Computational models of neocortical pyramidal cells were built based on available data on the distribution of active currents and synaptic inputs in the soma and dendrites. The distribution of synapses activated by extracellular stimulation was estimated by matching the model to experimental recordings of EPSP/IPSP sequences evoked at different depths. The model successfully reproduced the progressive spike amplitude reduction as a function of stimulation depth, as well as the effects of chloride and cesium. The model revealed that somatic spikes contain an important contribution from proximal dendritic sodium currents up to about 100 um and 300 um from the soma under control and cesium conditions, respectively. Proximal IPSPs can prevent this dendritic participation thus reducing the spike amplitude at the soma. The model suggests that the somatic spike amplitude and shape can be used as a “window” to infer the electrical participation of proximal dendrites. Thus, our results suggest that IPSPs can control the participation of proximal dendrites in somatic sodium spikes.

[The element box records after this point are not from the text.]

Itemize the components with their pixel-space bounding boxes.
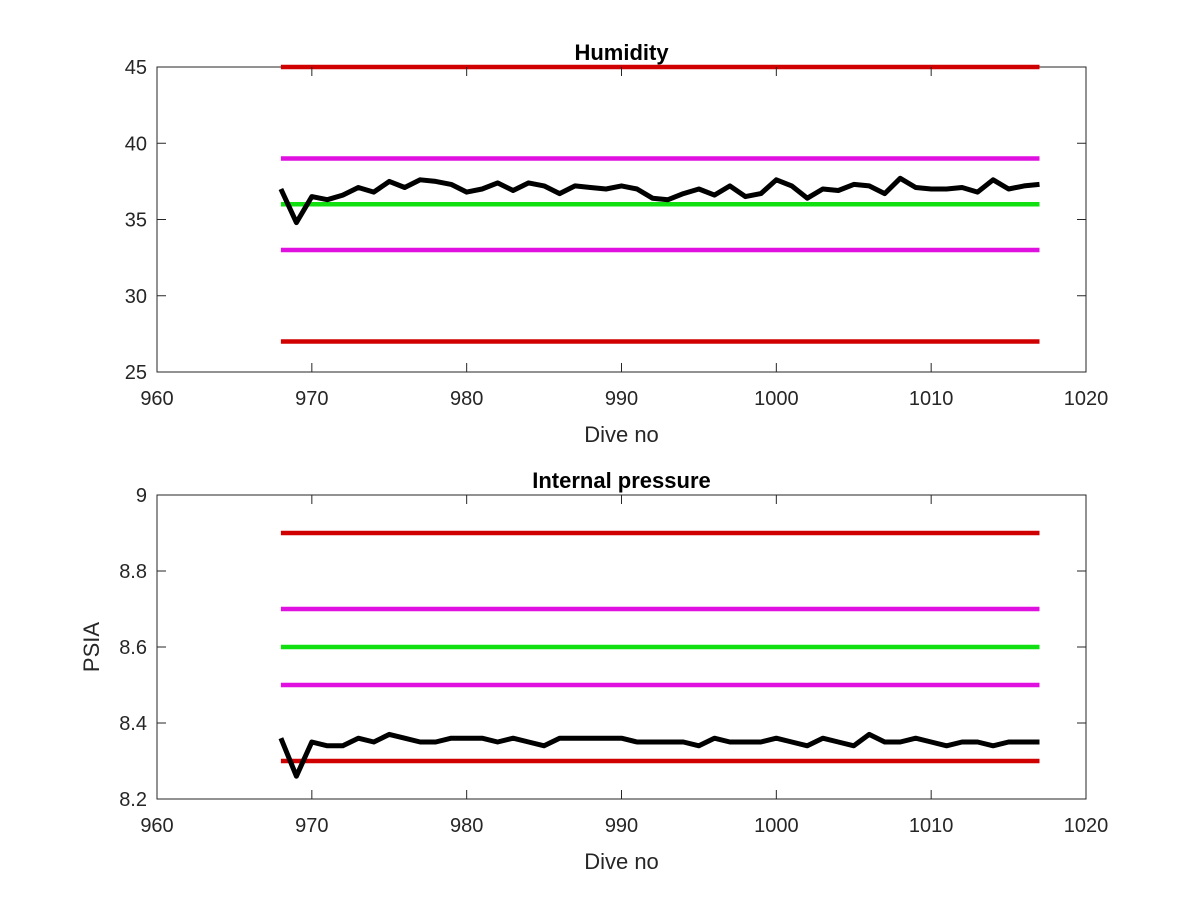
chart-title: Internal pressure: [532, 468, 711, 493]
y-tick-label: 40: [125, 133, 147, 155]
x-tick-label: 1020: [1064, 388, 1109, 410]
y-tick-label: 9: [136, 485, 147, 507]
x-axis-label: Dive no: [584, 849, 659, 874]
x-tick-label: 970: [295, 388, 328, 410]
y-tick-label: 8.6: [119, 637, 147, 659]
x-tick-label: 960: [140, 815, 173, 837]
x-tick-label: 1010: [909, 388, 954, 410]
x-axis-label: Dive no: [584, 422, 659, 447]
x-tick-label: 1010: [909, 815, 954, 837]
x-tick-label: 1000: [754, 388, 799, 410]
y-tick-label: 25: [125, 362, 147, 384]
internal-pressure-panel: 960 970 980 990 1000 1010 1020 8.2 8.4 8.6 8.8 9 Int…: [79, 468, 1108, 874]
y-tick-label: 8.8: [119, 561, 147, 583]
y-tick-label: 45: [125, 57, 147, 79]
x-tick-label: 960: [140, 388, 173, 410]
x-tick-label: 990: [605, 388, 638, 410]
y-tick-label: 30: [125, 286, 147, 308]
x-tick-label: 1020: [1064, 815, 1109, 837]
y-tick-label: 8.4: [119, 713, 147, 735]
x-tick-label: 970: [295, 815, 328, 837]
y-tick-label: 35: [125, 210, 147, 232]
y-tick-label: 8.2: [119, 789, 147, 811]
x-tick-label: 980: [450, 815, 483, 837]
x-tick-label: 1000: [754, 815, 799, 837]
humidity-panel: 960 970 980 990 1000 1010 1020 25 30 35 40 45 Humidi…: [125, 40, 1109, 447]
x-tick-label: 990: [605, 815, 638, 837]
x-tick-label: 980: [450, 388, 483, 410]
y-axis-label: PSIA: [79, 622, 104, 672]
figure: 960 970 980 990 1000 1010 1020 25 30 35 40 45 Humidi…: [0, 0, 1200, 900]
chart-title: Humidity: [574, 40, 669, 65]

Several movie files illustrate the dynamics of membrane potential in soma and dendrites in a simulated neocortical layer V pyramidal neuron. They are an excellent complement to the figures of the paper. The somatodendritic distribution of membrane potential is shown by colors in three cases of action potential generation:

backp_control.mpg Back-propagating action potential following current injection in the soma

backp_stim_dist.mpg Forward-propagating action potential following “distal” stimulation

backp_stim_prox.mpg Action potential following stimulation of “proximal” synapses. In this case, there is no action potential invasion in dendrites and the amplitude of the somatic spike is reduced (see paper)

See also the book chapter Destexhe A, Lang E and Paré D. Somato-dendritic interactions underlying action potential generation in neocortical pyramidal cells in vivo. In: Computational Neuroscience. Trends in Research (edited by J. Bower), Plenum Press, New York, pp. 167-172, 1998.